Manufacturers utilize natural latex, which can be derived from the sap of the rubber tree, to make a foam mattress; additional mattresses are made with synthetic a blend of both natural and synthetic. The liquid latex is crushed into a froth and poured into a mould, then refined, rinsed and treated. The simplest model of the procedure, known as “Dunlop” latex, results in a dense foam block. The more complex procedure, called “Talalay,” results in a more expensive foam with controlled density. Some manufacturers offer latex mattresses topped with extra layers of stuff like quilted wool and encase them in a fabric cover.

Inside a Coil Mattress

A coil or innerspring mattress consists of a selection of coiled steel springs covered with layers of cushioning fabric and a quilted fabric cover. In old mattresses, the coils have been linked with them, but in modern mattresses, the coils are almost always encased in separate fabric sleeves to provide more comfy support.

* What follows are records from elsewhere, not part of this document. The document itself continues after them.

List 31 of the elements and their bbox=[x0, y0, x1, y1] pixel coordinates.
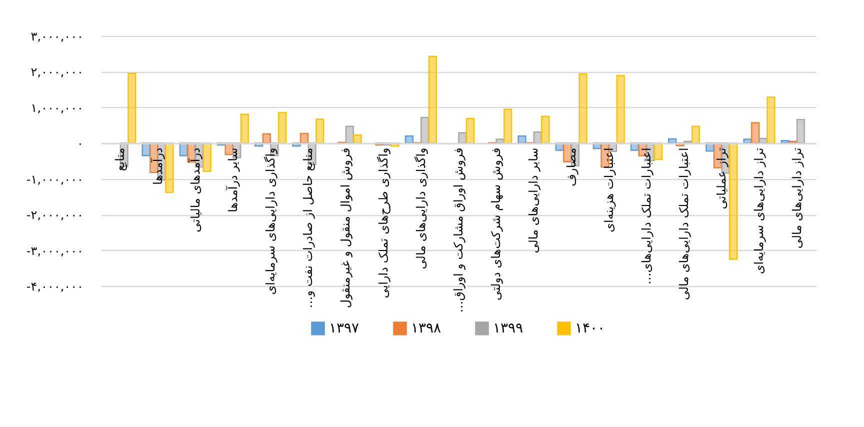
x-tick-label: واگذاری طرح‌های تملک دارایی bbox=[376, 148, 390, 298]
x-tick-label: درآمدهای مالیاتی bbox=[187, 148, 202, 232]
x-tick-label: فروش اموال منقول و غیرمنقول bbox=[338, 148, 353, 308]
y-tick-label: -۱,۰۰۰,۰۰۰ bbox=[26, 172, 84, 186]
x-tick-label: منابع حاصل از صادرات نفت و… bbox=[301, 148, 316, 308]
x-tick-label: تراز عملیاتی bbox=[714, 148, 729, 210]
y-tick-label: -۲,۰۰۰,۰۰۰ bbox=[26, 208, 84, 222]
y-tick-label: ۲,۰۰۰,۰۰۰ bbox=[30, 65, 84, 80]
y-tick-label: ۰ bbox=[77, 136, 84, 151]
x-tick-label: درآمدها bbox=[150, 148, 165, 185]
x-tick-label: مصارف bbox=[564, 148, 578, 186]
x-tick-label: سایر درآمدها bbox=[224, 148, 240, 212]
x-tick-label: منابع bbox=[113, 148, 128, 172]
x-tick-label: اعتبارات تملک دارایی‌های مالی bbox=[677, 148, 692, 300]
x-tick-label: واگذاری دارایی‌های مالی bbox=[414, 148, 428, 270]
legend-label: ۱۳۹۹ bbox=[493, 320, 524, 336]
y-tick-label: -۳,۰۰۰,۰۰۰ bbox=[26, 244, 84, 258]
y-tick-label: -۴,۰۰۰,۰۰۰ bbox=[26, 280, 84, 294]
legend-label: ۱۴۰۰ bbox=[575, 320, 606, 336]
x-tick-label: سایر دارایی‌های مالی bbox=[526, 148, 541, 254]
x-tick-label: واگذاری دارایی‌های سرمایه‌ای bbox=[264, 148, 278, 295]
legend-label: ۱۳۹۸ bbox=[411, 320, 442, 336]
x-tick-label: فروش اوراق مشارکت و اوراق… bbox=[452, 148, 466, 313]
y-tick-label: ۳,۰۰۰,۰۰۰ bbox=[30, 30, 84, 44]
x-tick-label: فروش سهام شرکت‌های دولتی bbox=[489, 148, 504, 301]
y-tick-label: ۱,۰۰۰,۰۰۰ bbox=[30, 100, 84, 115]
x-tick-label: تراز دارایی‌های سرمایه‌ای bbox=[752, 148, 766, 274]
x-tick-label: اعتبارات هزینه‌ای bbox=[602, 148, 616, 232]
x-tick-label: تراز دارایی‌های مالی bbox=[790, 148, 804, 249]
legend-label: ۱۳۹۷ bbox=[329, 320, 360, 336]
x-tick-label: اعتبارات تملک دارایی‌های… bbox=[639, 148, 654, 285]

Some coil mattresses have been called “pillow-top” since they have a thick top layer of various cushioning substances beneath the outer fabric cover. When the pillow-top layer is made from latex, the mattress is sometimes called a “hybrid” mattress.

Latex Pros and Cons

The normal lifespan of a latex mattress is 10 to 12 years; for quality mattresses, the producer should offer a 20-year warranty with full coverage up to 10 years. Natural latex mattresses are somewhat more costly than coil mattresses, but some synthetic latex mattresses tend to be less costly than low-end coil sorts. The documented consumer fulfillment rates of 80 to 85 percent are far greater than for coil mattresses. Natural latex is hypoallergenic and resistant to dust mites and mould, but synthetic latex does not make this claim. One disadvantage of latex mattresses is that their density makes them heavier than innerspring mattresses, which can be important for people who want to transfer or change their bed position. Additionally, some users don’t like the company support supplied with a latex mattress; those sleepers are generally more comfortable with an innerspring mattress.

Innerspring Pros and Cons

Innerspring mattresses are comfortable and widely available, with a variety of price points like some that exceed the cost of a comparable latex mattress. But coil mattresses offer a number of firmness levels and cushioning materials to accommodate individual preferences, particularly for sleepers who favor a “bouncy” feeling in their mattress, or who don’t like the company support of a latex mattress. The normal lifespan of a coil mattress is six to seven years, and manufacturer’s warranties permit for a higher level of sagging than for latex mattresses.